Dans cette entreprise, les ouvriers partent généralement entre 60 et 62 ans, grâce au dispositif sur les carrières longues. Le patron Cédric Lachaumette, aussi, est réservé sur la possibilité de repousser cet âge légal à 65 ans. "Spontanément, je dis que certains ouvriers auront du mal à aller jusqu'à cet âge-là. En fin de carrière, on est quand même usé quand on fait des travaux pénibles, même s'ils sont intéressants. Je pense que les années complémentaires vont être de trop", justifie-t-il. 

Les reconversions sont difficiles

Pour aménager les fins de carrière, l'une des pistes évoquée par le ministre du Travail Olivier Dussopt est la retraite progressive. L'idée est que le salarié réduit son temps de travail, et touche une fraction de sa future pension. "Il faut quand même avant tout pouvoir se vendre", tempère le patron, qui voit plusieurs obstacles à ce dispositif. "Si on prévoit cinq ou six personnes sur un chantier et qu'il y en a deux qui ne viennent que la moitié du temps, comment on fait pour s'organiser ?À l'heure où on a du mal à recruter, ça me paraît compliqué", explicite Cédric Lachaumette. 

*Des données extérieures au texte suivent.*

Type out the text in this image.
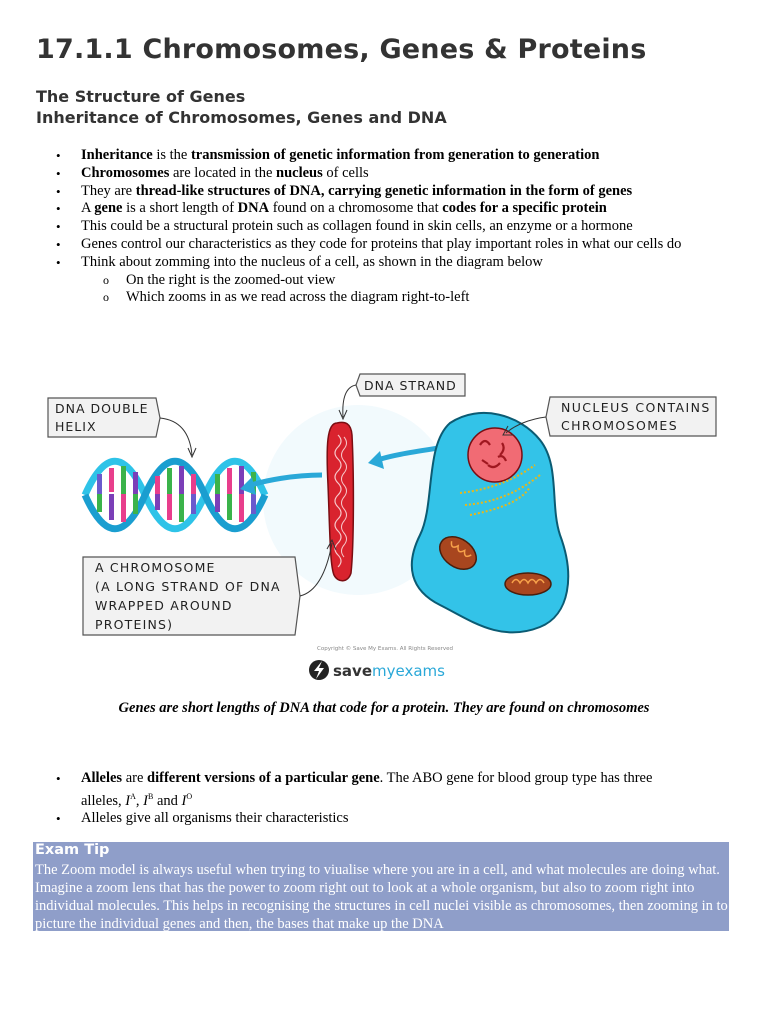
17.1.1 Chromosomes, Genes & Proteins
The Structure of Genes
Inheritance of Chromosomes, Genes and DNA
• Inheritance is the transmission of genetic information from generation to generation
• Chromosomes are located in the nucleus of cells
• They are thread-like structures of DNA, carrying genetic information in the form of genes
• A gene is a short length of DNA found on a chromosome that codes for a specific protein
• This could be a structural protein such as collagen found in skin cells, an enzyme or a hormone
• Genes control our characteristics as they code for proteins that play important roles in what our cells do
• Think about zomming into the nucleus of a cell, as shown in the diagram below
o On the right is the zoomed-out view
o Which zooms in as we read across the diagram right-to-left
DNA DOUBLE
HELIX
DNA STRAND
A CHROMOSOME
(A LONG STRAND OF DNA
WRAPPED AROUND
PROTEINS)
NUCLEUS CONTAINS
CHROMOSOMES
Copyright © Save My Exams. All Rights Reserved
savemyexams
Genes are short lengths of DNA that code for a protein. They are found on chromosomes
• Alleles are different versions of a particular gene. The ABO gene for blood group type has three alleles, $I^A$, $I^B$ and $I^O$
• Alleles give all organisms their characteristics
Exam Tip
The Zoom model is always useful when trying to viualise where you are in a cell, and what molecules are doing what. Imagine a zoom lens that has the power to zoom right out to look at a whole organism, but also to zoom right into individual molecules. This helps in recognising the structures in cell nuclei visible as chromosomes, then zooming in to picture the individual genes and then, the bases that make up the DNA
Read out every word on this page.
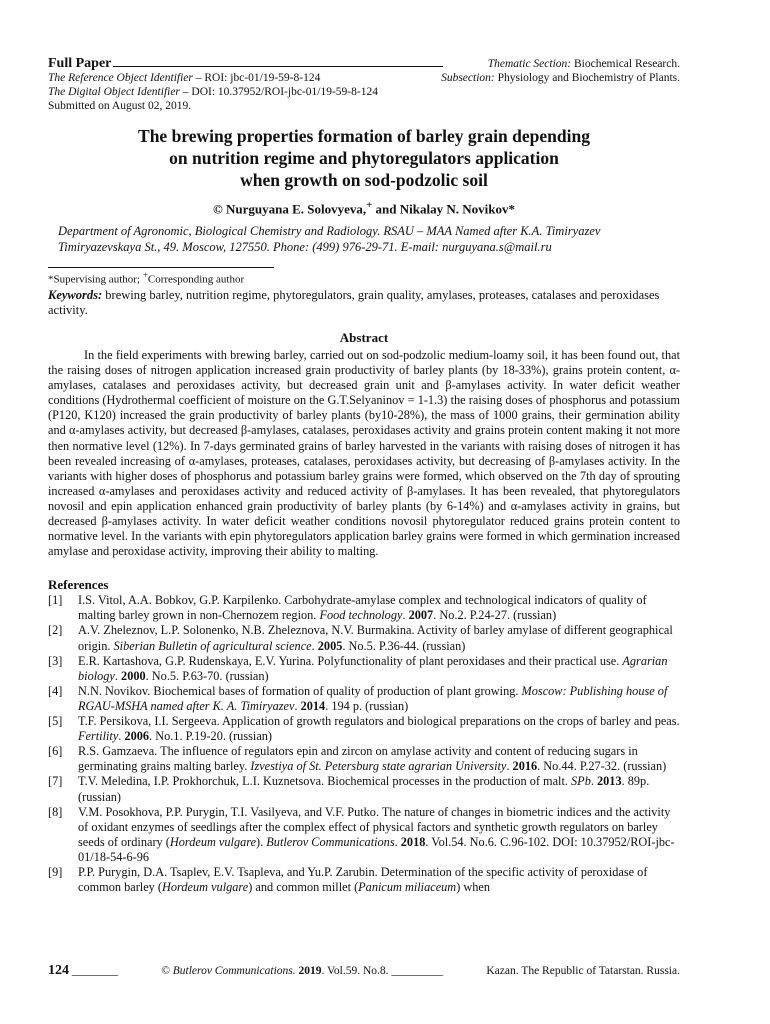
Full Paper	Thematic Section: Biochemical Research.
The Reference Object Identifier – ROI: jbc-01/19-59-8-124	Subsection: Physiology and Biochemistry of Plants.
The Digital Object Identifier – DOI: 10.37952/ROI-jbc-01/19-59-8-124
Submitted on August 02, 2019.
The brewing properties formation of barley grain depending
on nutrition regime and phytoregulators application
when growth on sod-podzolic soil
© Nurguyana E. Solovyeva,+ and Nikalay N. Novikov*
Department of Agronomic, Biological Chemistry and Radiology. RSAU – MAA Named after K.A. Timiryazev
Timiryazevskaya St., 49. Moscow, 127550. Phone: (499) 976-29-71. E-mail: nurguyana.s@mail.ru
*Supervising author; +Corresponding author
Keywords: brewing barley, nutrition regime, phytoregulators, grain quality, amylases, proteases, catalases and peroxidases activity.
Abstract
In the field experiments with brewing barley, carried out on sod-podzolic medium-loamy soil, it has been found out, that the raising doses of nitrogen application increased grain productivity of barley plants (by 18-33%), grains protein content, α-amylases, catalases and peroxidases activity, but decreased grain unit and β-amylases activity. In water deficit weather conditions (Hydrothermal coefficient of moisture on the G.T.Selyaninov = 1-1.3) the raising doses of phosphorus and potassium (P120, K120) increased the grain productivity of barley plants (by10-28%), the mass of 1000 grains, their germination ability and α-amylases activity, but decreased β-amylases, catalases, peroxidases activity and grains protein content making it not more then normative level (12%). In 7-days germinated grains of barley harvested in the variants with raising doses of nitrogen it has been revealed increasing of α-amylases, proteases, catalases, peroxidases activity, but decreasing of β-amylases activity. In the variants with higher doses of phosphorus and potassium barley grains were formed, which observed on the 7th day of sprouting increased α-amylases and peroxidases activity and reduced activity of β-amylases. It has been revealed, that phytoregulators novosil and epin application enhanced grain productivity of barley plants (by 6-14%) and α-amylases activity in grains, but decreased β-amylases activity. In water deficit weather conditions novosil phytoregulator reduced grains protein content to normative level. In the variants with epin phytoregulators application barley grains were formed in which germination increased amylase and peroxidase activity, improving their ability to malting.
References
[1]	I.S. Vitol, A.A. Bobkov, G.P. Karpilenko. Carbohydrate-amylase complex and technological indicators of quality of malting barley grown in non-Chernozem region. Food technology. 2007. No.2. P.24-27. (russian)
[2]	A.V. Zheleznov, L.P. Solonenko, N.B. Zheleznova, N.V. Burmakina. Activity of barley amylase of different geographical origin. Siberian Bulletin of agricultural science. 2005. No.5. P.36-44. (russian)
[3]	E.R. Kartashova, G.P. Rudenskaya, E.V. Yurina. Polyfunctionality of plant peroxidases and their practical use. Agrarian biology. 2000. No.5. P.63-70. (russian)
[4]	N.N. Novikov. Biochemical bases of formation of quality of production of plant growing. Moscow: Publishing house of RGAU-MSHA named after K. A. Timiryazev. 2014. 194 p. (russian)
[5]	T.F. Persikova, I.I. Sergeeva. Application of growth regulators and biological preparations on the crops of barley and peas. Fertility. 2006. No.1. P.19-20. (russian)
[6]	R.S. Gamzaeva. The influence of regulators epin and zircon on amylase activity and content of reducing sugars in germinating grains malting barley. Izvestiya of St. Petersburg state agrarian University. 2016. No.44. P.27-32. (russian)
[7]	T.V. Meledina, I.P. Prokhorchuk, L.I. Kuznetsova. Biochemical processes in the production of malt. SPb. 2013. 89p. (russian)
[8]	V.M. Posokhova, P.P. Purygin, T.I. Vasilyeva, and V.F. Putko. The nature of changes in biometric indices and the activity of oxidant enzymes of seedlings after the complex effect of physical factors and synthetic growth regulators on barley seeds of ordinary (Hordeum vulgare). Butlerov Communications. 2018. Vol.54. No.6. C.96-102. DOI: 10.37952/ROI-jbc-01/18-54-6-96
[9]	P.P. Purygin, D.A. Tsaplev, E.V. Tsapleva, and Yu.P. Zarubin. Determination of the specific activity of peroxidase of common barley (Hordeum vulgare) and common millet (Panicum miliaceum) when
124 ________	© Butlerov Communications. 2019. Vol.59. No.8. _________	Kazan. The Republic of Tatarstan. Russia.
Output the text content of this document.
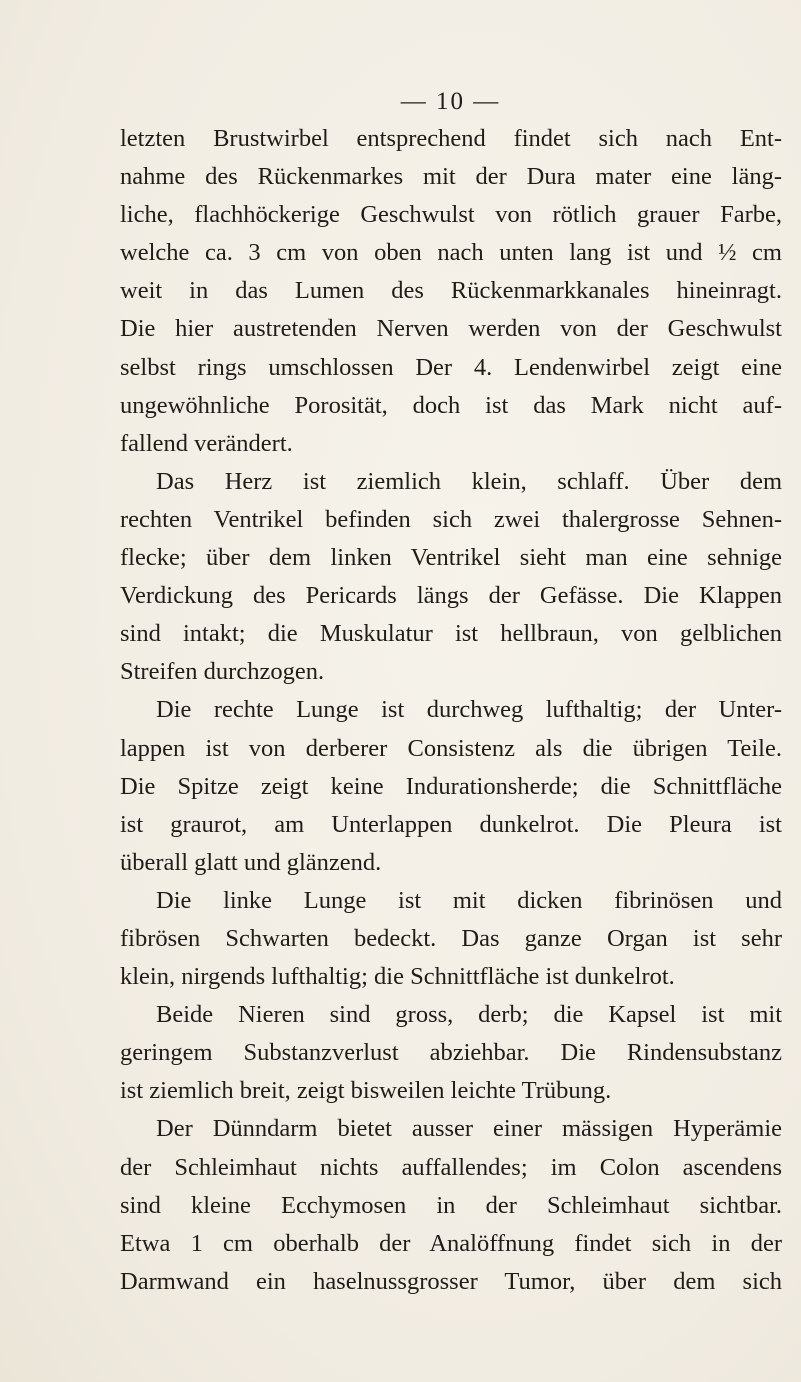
— 10 —
letzten Brustwirbel entsprechend findet sich nach Ent-
nahme des Rückenmarkes mit der Dura mater eine läng-
liche, flachhöckerige Geschwulst von rötlich grauer Farbe,
welche ca. 3 cm von oben nach unten lang ist und ½ cm
weit in das Lumen des Rückenmarkkanales hineinragt.
Die hier austretenden Nerven werden von der Geschwulst
selbst rings umschlossen Der 4. Lendenwirbel zeigt eine
ungewöhnliche Porosität, doch ist das Mark nicht auf-
fallend verändert.
Das Herz ist ziemlich klein, schlaff. Über dem
rechten Ventrikel befinden sich zwei thalergrosse Sehnen-
flecke; über dem linken Ventrikel sieht man eine sehnige
Verdickung des Pericards längs der Gefässe. Die Klappen
sind intakt; die Muskulatur ist hellbraun, von gelblichen
Streifen durchzogen.
Die rechte Lunge ist durchweg lufthaltig; der Unter-
lappen ist von derberer Consistenz als die übrigen Teile.
Die Spitze zeigt keine Indurationsherde; die Schnittfläche
ist graurot, am Unterlappen dunkelrot. Die Pleura ist
überall glatt und glänzend.
Die linke Lunge ist mit dicken fibrinösen und
fibrösen Schwarten bedeckt. Das ganze Organ ist sehr
klein, nirgends lufthaltig; die Schnittfläche ist dunkelrot.
Beide Nieren sind gross, derb; die Kapsel ist mit
geringem Substanzverlust abziehbar. Die Rindensubstanz
ist ziemlich breit, zeigt bisweilen leichte Trübung.
Der Dünndarm bietet ausser einer mässigen Hyperämie
der Schleimhaut nichts auffallendes; im Colon ascendens
sind kleine Ecchymosen in der Schleimhaut sichtbar.
Etwa 1 cm oberhalb der Analöffnung findet sich in der
Darmwand ein haselnussgrosser Tumor, über dem sich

Une autre piste évoquée par le ministre est de prévoir une visite médicale pour les salariés à mi-carrière, pour leur permettre de se reconvertir dans un métier moins pénible. Mais là encore, cette idée se heurte au principe de réalité selon Cédric Lachaumette : "Menuisier-agenceur, c'est un métier artistique qui demande une formation qui est longue. Je vois mal quelqu'un qui a passé dix ans à connaître son métier, à évoluer, d'un seul coup changer radicalement de métier. Repartir à zéro à 45 ans, ça me paraît compliqué". Toutes ces pistes seront discutées pendant un mois de concertation au ministère du Travail.